After Maryland abolished slavery in 1864 the newly freed Harris started his own livery stable on Woodbourne Avenue. The enterprise was profitable enough that he could afford to take out newspaper advertisements offering stallions for sale.
Though these men and women have been dead for well over a century, their impact continues to be felt today.
Researchers have traced George Batty’s descendants to include Will Beatty, a native of York, Pa., and a football player with two Super Bowl rings. (He could not be reached for comment.) The ethnographic team determined that Henry Cummins passed his lineage onto Harry S. Cummings, who in 1890 became the first African-American elected to Baltimore’s City Council. And Nathan Harris’ descendants seem to have taken root in Towson and can be found in families named Davis, Harris and Gross. (The Baltimore Sun was unable to contact these families; researchers declined to provide the descendants’ names because they have not yet established communication with these relatives.)
The project is an example of a nationwide trend at cultural institutions of all sizes — from Mount Vernon and Monticello to Baltimore’s Hackerman House at the Walters Art Museum — to tell a more complete history by resurrecting the lives of the enslaved people who built and maintained these palatial estates.
But LaRoche said that what set the project at Hampton apart from the beginning was the sheer magnitude of the estate, which was owned by the Ridgely family from 1745 to 1948. (The home's second and most famous owner was Charles Carnan Ridgely, the 15th governor of Maryland.)
At its peak, the plantation comprised nearly 25,000 acres, stretching from an area north of Towson to Perry Hall and White Marsh. It included a dairy, orchards, barns, stables, gristmills, marble quarries and an ironworks. When construction on Hampton Mansion was completed in 1790, it was the largest private home in the U.S. and was kept clean and in good repair by the tireless efforts of a dozen house slaves.
“The way we tell history in the United States, slavery is never given credit for the economic viability this country enjoys today,” LaRoche said.
“We make it sound like these estates and enterprises came about because of the brilliance and great political savvy of a few great men. We don’t acknowledge that all of this profit and largesse was based on the backs of human beings who were enslaved for 100 years. This is an opportunity for us to begin a more honest, truthful and realistic conversation about slavery. If we are brave enough, it could begin to heal this country.”

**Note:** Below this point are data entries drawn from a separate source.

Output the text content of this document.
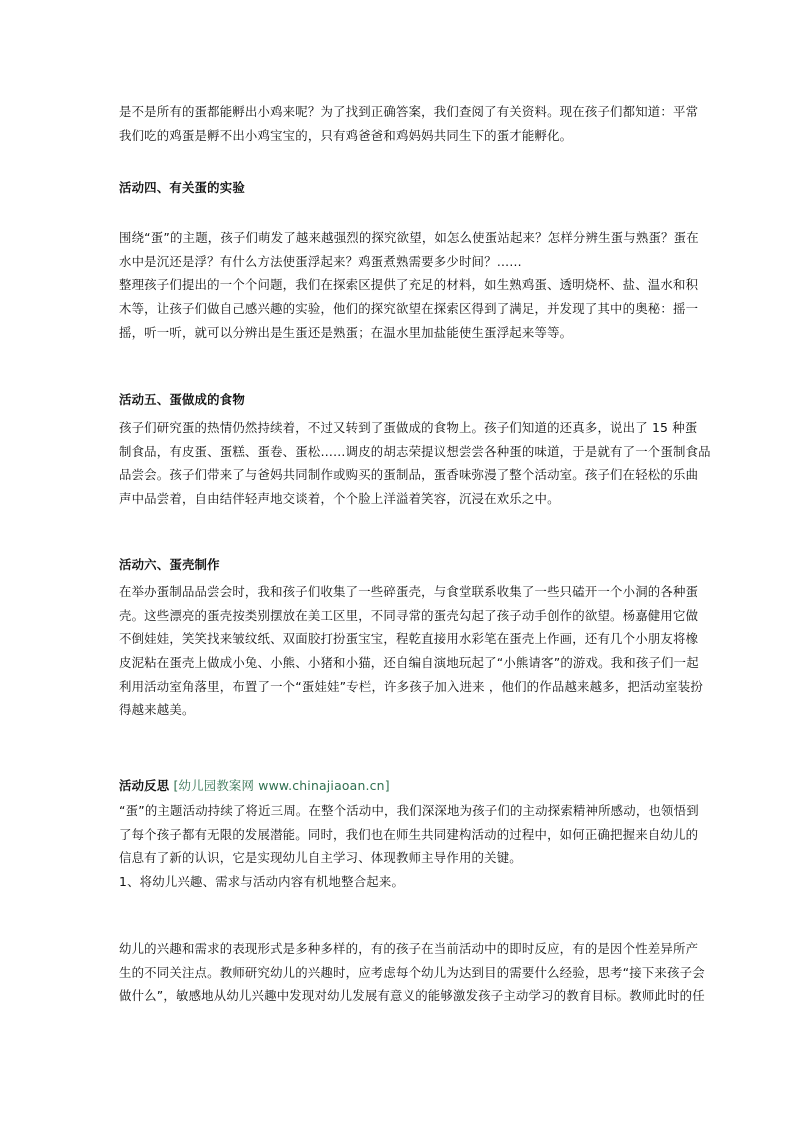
是不是所有的蛋都能孵出小鸡来呢？为了找到正确答案，我们查阅了有关资料。现在孩子们都知道：平常
我们吃的鸡蛋是孵不出小鸡宝宝的，只有鸡爸爸和鸡妈妈共同生下的蛋才能孵化。
活动四、有关蛋的实验
围绕“蛋”的主题，孩子们萌发了越来越强烈的探究欲望，如怎么使蛋站起来？怎样分辨生蛋与熟蛋？蛋在
水中是沉还是浮？有什么方法使蛋浮起来？鸡蛋煮熟需要多少时间？……
整理孩子们提出的一个个问题，我们在探索区提供了充足的材料，如生熟鸡蛋、透明烧杯、盐、温水和积
木等，让孩子们做自己感兴趣的实验，他们的探究欲望在探索区得到了满足，并发现了其中的奥秘：摇一
摇，听一听，就可以分辨出是生蛋还是熟蛋；在温水里加盐能使生蛋浮起来等等。
活动五、蛋做成的食物
孩子们研究蛋的热情仍然持续着，不过又转到了蛋做成的食物上。孩子们知道的还真多，说出了 15 种蛋
制食品，有皮蛋、蛋糕、蛋卷、蛋松……调皮的胡志荣提议想尝尝各种蛋的味道，于是就有了一个蛋制食品
品尝会。孩子们带来了与爸妈共同制作或购买的蛋制品，蛋香味弥漫了整个活动室。孩子们在轻松的乐曲
声中品尝着，自由结伴轻声地交谈着，个个脸上洋溢着笑容，沉浸在欢乐之中。
活动六、蛋壳制作
在举办蛋制品品尝会时，我和孩子们收集了一些碎蛋壳，与食堂联系收集了一些只磕开一个小洞的各种蛋
壳。这些漂亮的蛋壳按类别摆放在美工区里，不同寻常的蛋壳勾起了孩子动手创作的欲望。杨嘉健用它做
不倒娃娃，笑笑找来皱纹纸、双面胶打扮蛋宝宝，程乾直接用水彩笔在蛋壳上作画，还有几个小朋友将橡
皮泥粘在蛋壳上做成小兔、小熊、小猪和小猫，还自编自演地玩起了“小熊请客”的游戏。我和孩子们一起
利用活动室角落里，布置了一个“蛋娃娃”专栏，许多孩子加入进来 ，他们的作品越来越多，把活动室装扮
得越来越美。
活动反思 [幼儿园教案网 www.chinajiaoan.cn]
“蛋”的主题活动持续了将近三周。在整个活动中，我们深深地为孩子们的主动探索精神所感动，也领悟到
了每个孩子都有无限的发展潜能。同时，我们也在师生共同建构活动的过程中，如何正确把握来自幼儿的
信息有了新的认识，它是实现幼儿自主学习、体现教师主导作用的关键。
1、将幼儿兴趣、需求与活动内容有机地整合起来。
幼儿的兴趣和需求的表现形式是多种多样的，有的孩子在当前活动中的即时反应，有的是因个性差异所产
生的不同关注点。教师研究幼儿的兴趣时，应考虑每个幼儿为达到目的需要什么经验，思考“接下来孩子会
做什么”，敏感地从幼儿兴趣中发现对幼儿发展有意义的能够激发孩子主动学习的教育目标。教师此时的任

LaRoche said that it’s sometimes painful for 21st-century African-Americans to learn definitively that their ancestors had lived in captivity.
“It can take a minute for people to process this information if they haven’t thought of themselves as being associated with slavery,” she said. “Maryland doesn’t always pop right up in your mind when you think about slave states, so making that discovery can be a shock to the system.”
But for Myra DeShields-Moulton, it was a relief to definitively trace her lineage to the Hampton plantation. The 58-year-old genealogist always had a hunch that the people she attended school with in York, Pa. — the people whose kitchens she ate in and whose children she later watched grow up — were more than just neighbors and friends. They were cousins. DNA tests taken four years ago confirmed that George Batty was her great-great-great-great grandfather.
It wasn’t until LaRoche traced their common ancestry to the Hampton Plantation that DeShields-Moulton had the evidence she needed to confirm where their family line began.*
“I’ve been telling the people I grew up with for years and years and years that we’re all related, but nobody believed me," she said. “I knew I was a Beatty, but now I have the proof. It’s nice to know that we’re all biologically connected and part of the same family.”
*Clarification: This story has been updated to reflect the circumstances under which Myra DeShields-Moulton learned she was descended from George Batty.